When attempting to prove that a number is the infimum of a set, the proof normally follows as follows:
1)show set is bounded below by $t$.
2)assume $s$ is also a lower bound, but $s>t$
3)show $s$ is in the set therefore obtaining a contradiction.
However in this question: show that $\inf \{2 + \frac 2 n \mid n \in \Bbb N\} = 2$ using the definition of the infimum, I am confused by this part of the proof and do not understand it:
continuing from 2) let $s>2$ be a lower bound. Then for some $\varepsilon > 0$ we have $t = 2 + \varepsilon$ and for all $n \in \Bbb N$ we have $t = 2 + \varepsilon < 2 + \frac 3 n$.
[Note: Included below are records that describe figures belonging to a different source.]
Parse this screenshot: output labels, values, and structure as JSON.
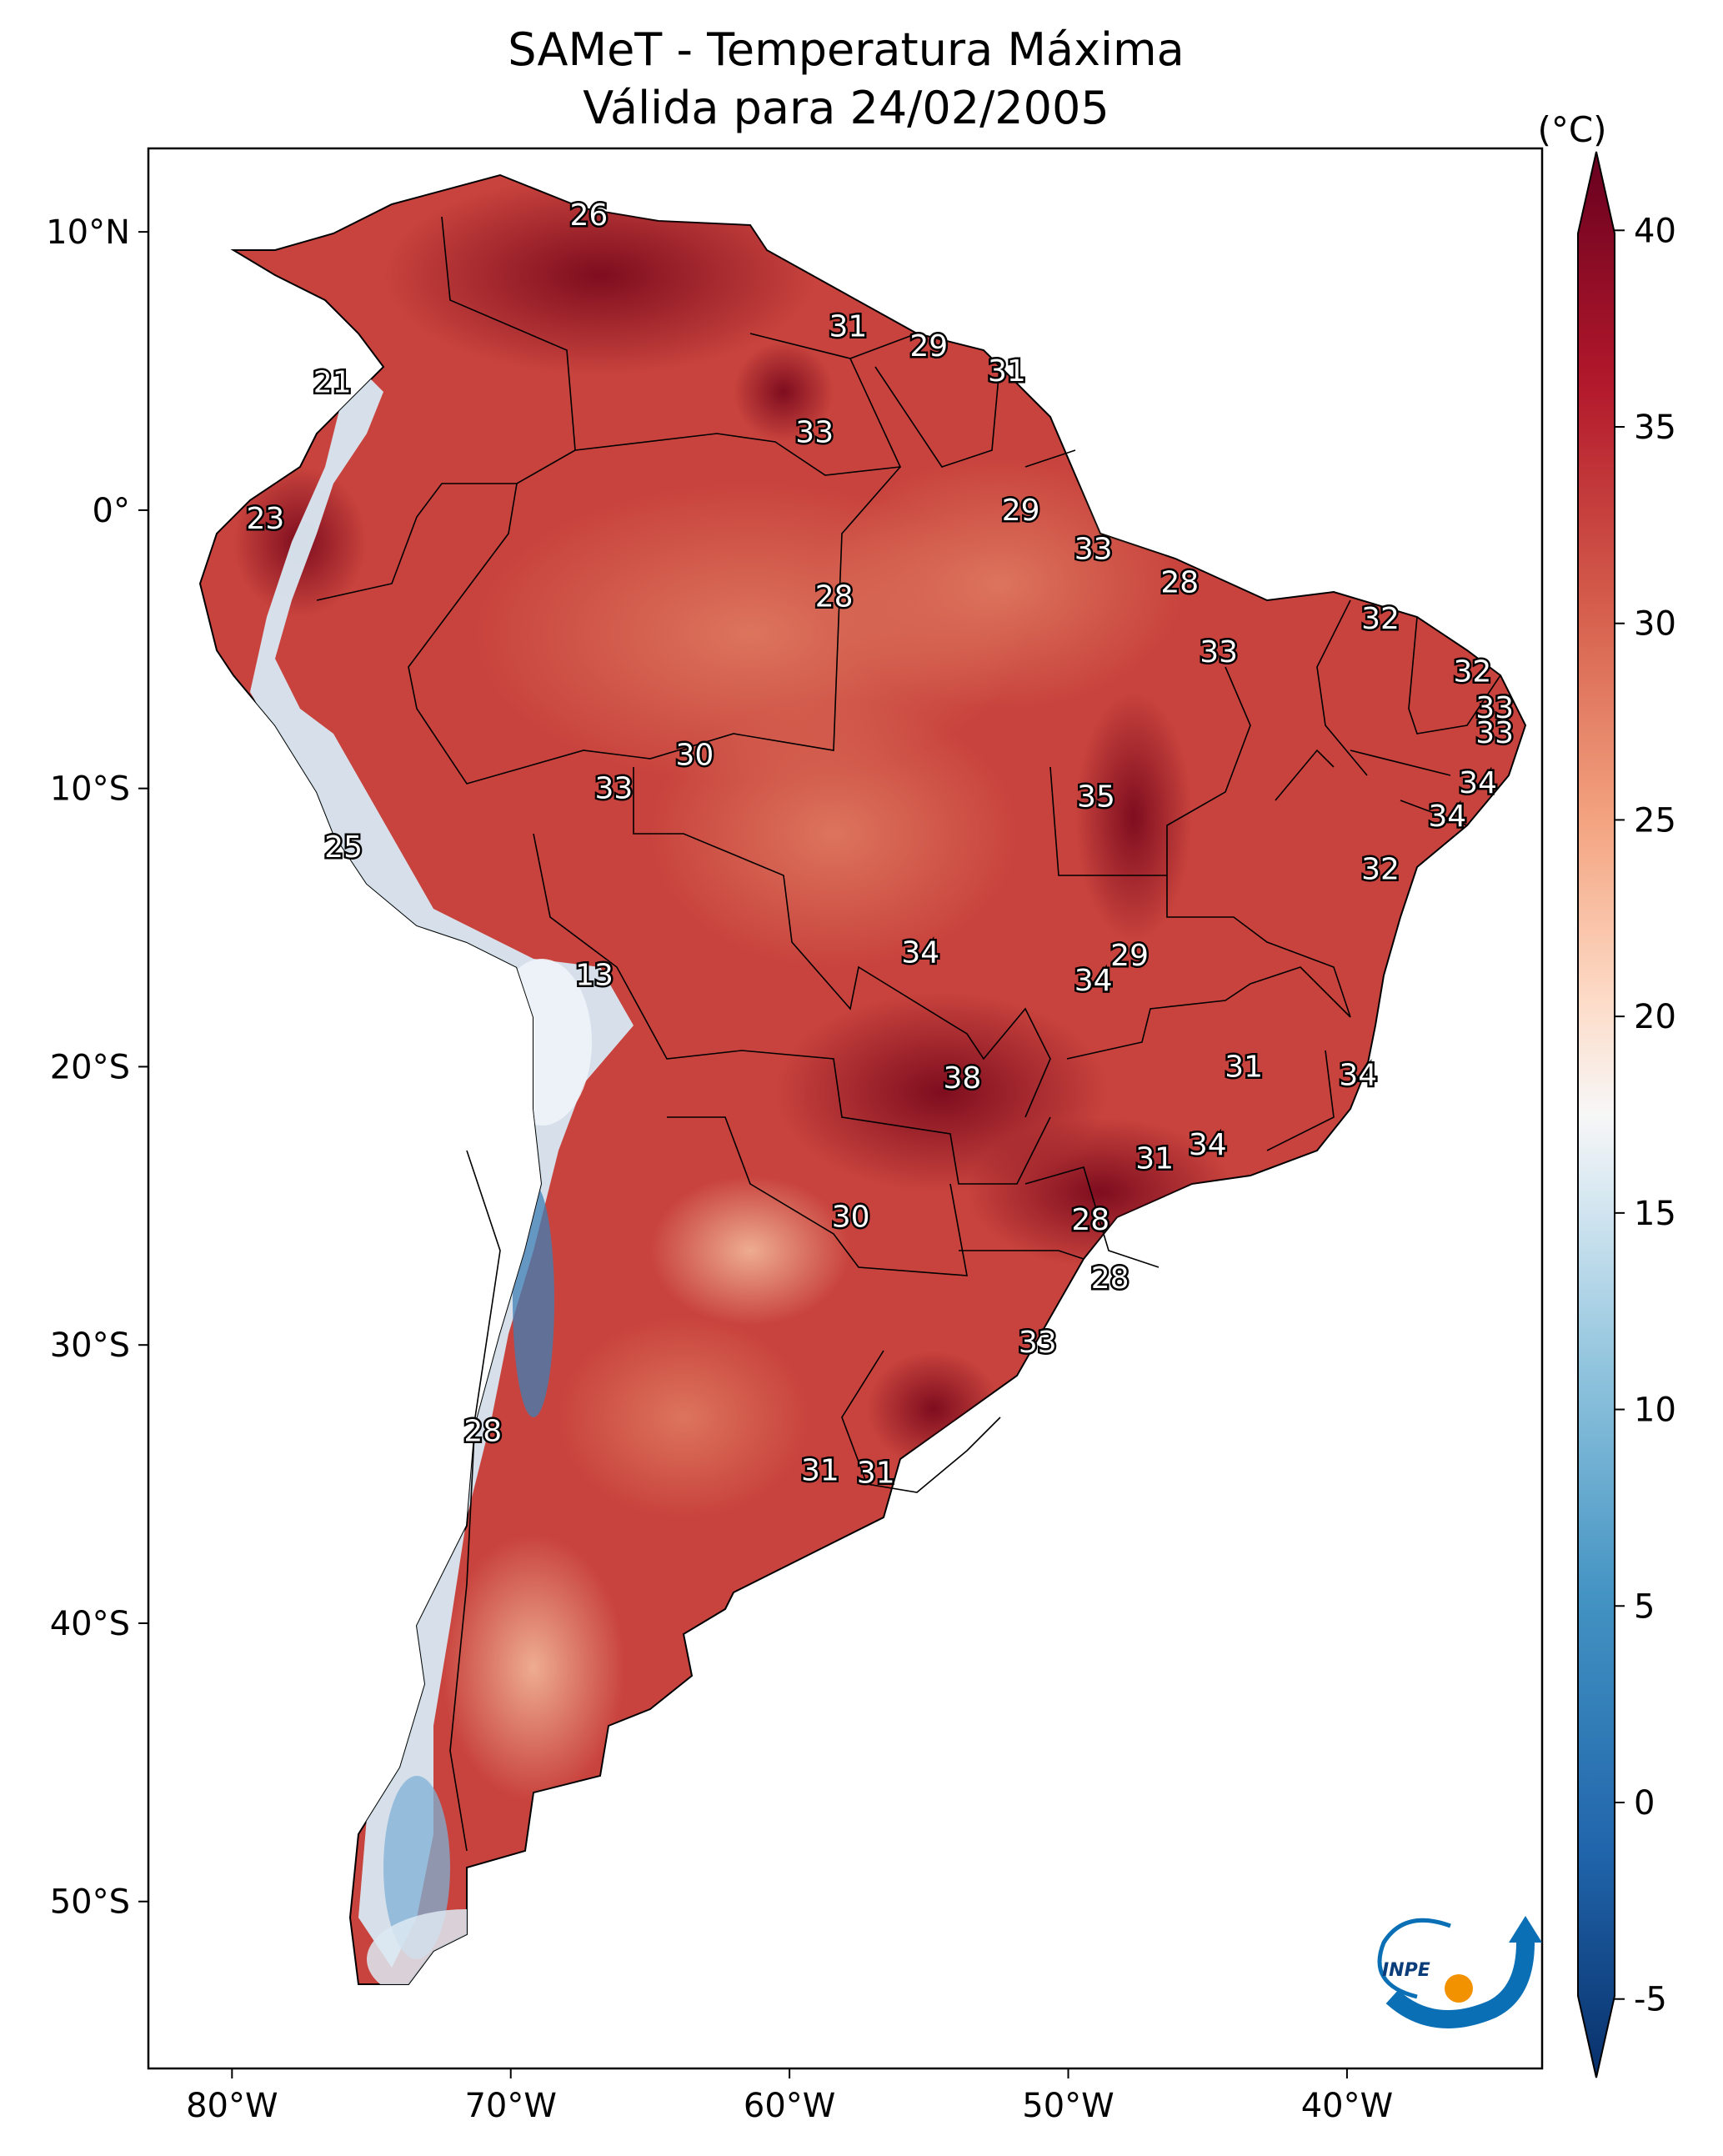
{
  "title": {
    "line1": "SAMeT - Temperatura Máxima",
    "line2": "Válida para 24/02/2005"
  },
  "map": {
    "lon_range": [
      -83,
      -33
    ],
    "lat_range": [
      -56,
      13
    ],
    "lat_ticks": [
      {
        "value": 10,
        "label": "10°N"
      },
      {
        "value": 0,
        "label": "0°"
      },
      {
        "value": -10,
        "label": "10°S"
      },
      {
        "value": -20,
        "label": "20°S"
      },
      {
        "value": -30,
        "label": "30°S"
      },
      {
        "value": -40,
        "label": "40°S"
      },
      {
        "value": -50,
        "label": "50°S"
      }
    ],
    "lon_ticks": [
      {
        "value": -80,
        "label": "80°W"
      },
      {
        "value": -70,
        "label": "70°W"
      },
      {
        "value": -60,
        "label": "60°W"
      },
      {
        "value": -50,
        "label": "50°W"
      },
      {
        "value": -40,
        "label": "40°W"
      }
    ],
    "colors": {
      "ocean": "#ffffff",
      "land_base": "#cc4640",
      "hot": "#8a0f22",
      "warm": "#e07a5f",
      "mild": "#f4c3a6",
      "cold": "#d6e8f3",
      "frame": "#000000"
    },
    "isotherm_labels": [
      {
        "lon": -67.2,
        "lat": 10.6,
        "text": "26"
      },
      {
        "lon": -57.9,
        "lat": 6.6,
        "text": "31"
      },
      {
        "lon": -55.0,
        "lat": 5.9,
        "text": "29"
      },
      {
        "lon": -52.2,
        "lat": 5.0,
        "text": "31"
      },
      {
        "lon": -76.4,
        "lat": 4.6,
        "text": "21"
      },
      {
        "lon": -59.1,
        "lat": 2.8,
        "text": "33"
      },
      {
        "lon": -78.8,
        "lat": -0.3,
        "text": "23"
      },
      {
        "lon": -51.7,
        "lat": 0.0,
        "text": "29"
      },
      {
        "lon": -49.1,
        "lat": -1.4,
        "text": "33"
      },
      {
        "lon": -58.4,
        "lat": -3.1,
        "text": "28"
      },
      {
        "lon": -46.0,
        "lat": -2.6,
        "text": "28"
      },
      {
        "lon": -38.8,
        "lat": -3.9,
        "text": "32"
      },
      {
        "lon": -44.6,
        "lat": -5.1,
        "text": "33"
      },
      {
        "lon": -35.5,
        "lat": -5.8,
        "text": "32"
      },
      {
        "lon": -34.7,
        "lat": -7.1,
        "text": "33"
      },
      {
        "lon": -34.7,
        "lat": -8.0,
        "text": "33"
      },
      {
        "lon": -35.3,
        "lat": -9.8,
        "text": "34"
      },
      {
        "lon": -63.4,
        "lat": -8.8,
        "text": "30"
      },
      {
        "lon": -66.3,
        "lat": -10.0,
        "text": "33"
      },
      {
        "lon": -49.0,
        "lat": -10.3,
        "text": "35"
      },
      {
        "lon": -36.4,
        "lat": -11.0,
        "text": "34"
      },
      {
        "lon": -76.0,
        "lat": -12.1,
        "text": "25"
      },
      {
        "lon": -38.8,
        "lat": -12.9,
        "text": "32"
      },
      {
        "lon": -55.3,
        "lat": -15.9,
        "text": "34"
      },
      {
        "lon": -47.8,
        "lat": -16.0,
        "text": "29"
      },
      {
        "lon": -49.1,
        "lat": -16.9,
        "text": "34"
      },
      {
        "lon": -67.0,
        "lat": -16.7,
        "text": "13"
      },
      {
        "lon": -43.7,
        "lat": -20.0,
        "text": "31"
      },
      {
        "lon": -39.6,
        "lat": -20.3,
        "text": "34"
      },
      {
        "lon": -53.8,
        "lat": -20.4,
        "text": "38"
      },
      {
        "lon": -45.0,
        "lat": -22.8,
        "text": "34"
      },
      {
        "lon": -46.9,
        "lat": -23.3,
        "text": "31"
      },
      {
        "lon": -57.8,
        "lat": -25.4,
        "text": "30"
      },
      {
        "lon": -49.2,
        "lat": -25.5,
        "text": "28"
      },
      {
        "lon": -48.5,
        "lat": -27.6,
        "text": "28"
      },
      {
        "lon": -51.1,
        "lat": -29.9,
        "text": "33"
      },
      {
        "lon": -71.0,
        "lat": -33.1,
        "text": "28"
      },
      {
        "lon": -58.9,
        "lat": -34.5,
        "text": "31"
      },
      {
        "lon": -56.9,
        "lat": -34.6,
        "text": "31"
      }
    ]
  },
  "colorbar": {
    "unit": "(°C)",
    "min": -7,
    "max": 42,
    "ticks": [
      {
        "value": 40,
        "label": "40"
      },
      {
        "value": 35,
        "label": "35"
      },
      {
        "value": 30,
        "label": "30"
      },
      {
        "value": 25,
        "label": "25"
      },
      {
        "value": 20,
        "label": "20"
      },
      {
        "value": 15,
        "label": "15"
      },
      {
        "value": 10,
        "label": "10"
      },
      {
        "value": 5,
        "label": "5"
      },
      {
        "value": 0,
        "label": "0"
      },
      {
        "value": -5,
        "label": "-5"
      }
    ]
  },
  "logo": {
    "text": "INPE",
    "color_blue": "#0a6fb5",
    "color_orange": "#f39200"
  }
}
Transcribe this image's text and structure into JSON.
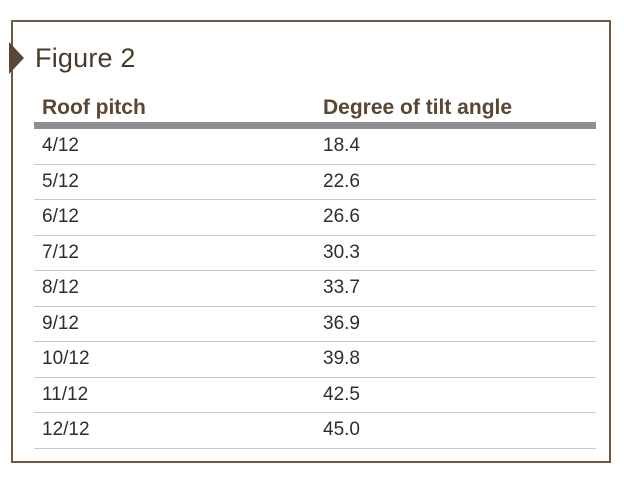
{
  "figure": {
    "title": "Figure 2",
    "columns": [
      "Roof pitch",
      "Degree of tilt angle"
    ],
    "rows": [
      [
        "4/12",
        "18.4"
      ],
      [
        "5/12",
        "22.6"
      ],
      [
        "6/12",
        "26.6"
      ],
      [
        "7/12",
        "30.3"
      ],
      [
        "8/12",
        "33.7"
      ],
      [
        "9/12",
        "36.9"
      ],
      [
        "10/12",
        "39.8"
      ],
      [
        "11/12",
        "42.5"
      ],
      [
        "12/12",
        "45.0"
      ]
    ]
  },
  "colors": {
    "frame_border": "#6b5a45",
    "marker": "#5a4632",
    "header_text": "#5a4632",
    "header_rule": "#8f8f92",
    "row_divider": "#c9c9c9"
  }
}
But if $\varepsilon = 5$ then does the inequality $t = 2 + \varepsilon < 2 + \frac 3 n$ still hold (as $n=1$ leads to $7<5$)?
Many thanks.
I'm assuming you're laying out the steps to show that $t$ is the infimum of a set. You say:
Step 3 needs some alteration. It is not a contradiction to have $s$ in the set. It is a contradiction to have something in the set that is less than $s$, because this implies $s$ cannot be an upper bound.
Now concerning your proof, You haven't said what $t$ is, but you say $t=2+\epsilon$. Did you mean $s=2+\epsilon$? Also, the next step (for all $n \in \mathbb{N}$, $2+\epsilon<2+\frac{3}{n}$) is not true, as you pointed out.
Starting from the same point, if we assume $s>2$ is an lower bound for the set, then $s=2+\epsilon$ for some $\epsilon>0$. Based on my comments about step 3, we should look for an element of the set that is less than $s=2+\epsilon$. Every element in the set is of the form $2+\frac{2}{n}$ for some $n \in \mathbb{N}$, so we want to find $n$ such that $2+\frac{2}{n}<2+\epsilon$. This is accomplished if $\frac{2}{n}<\epsilon$. Can you find $n$ so that this inequality holds?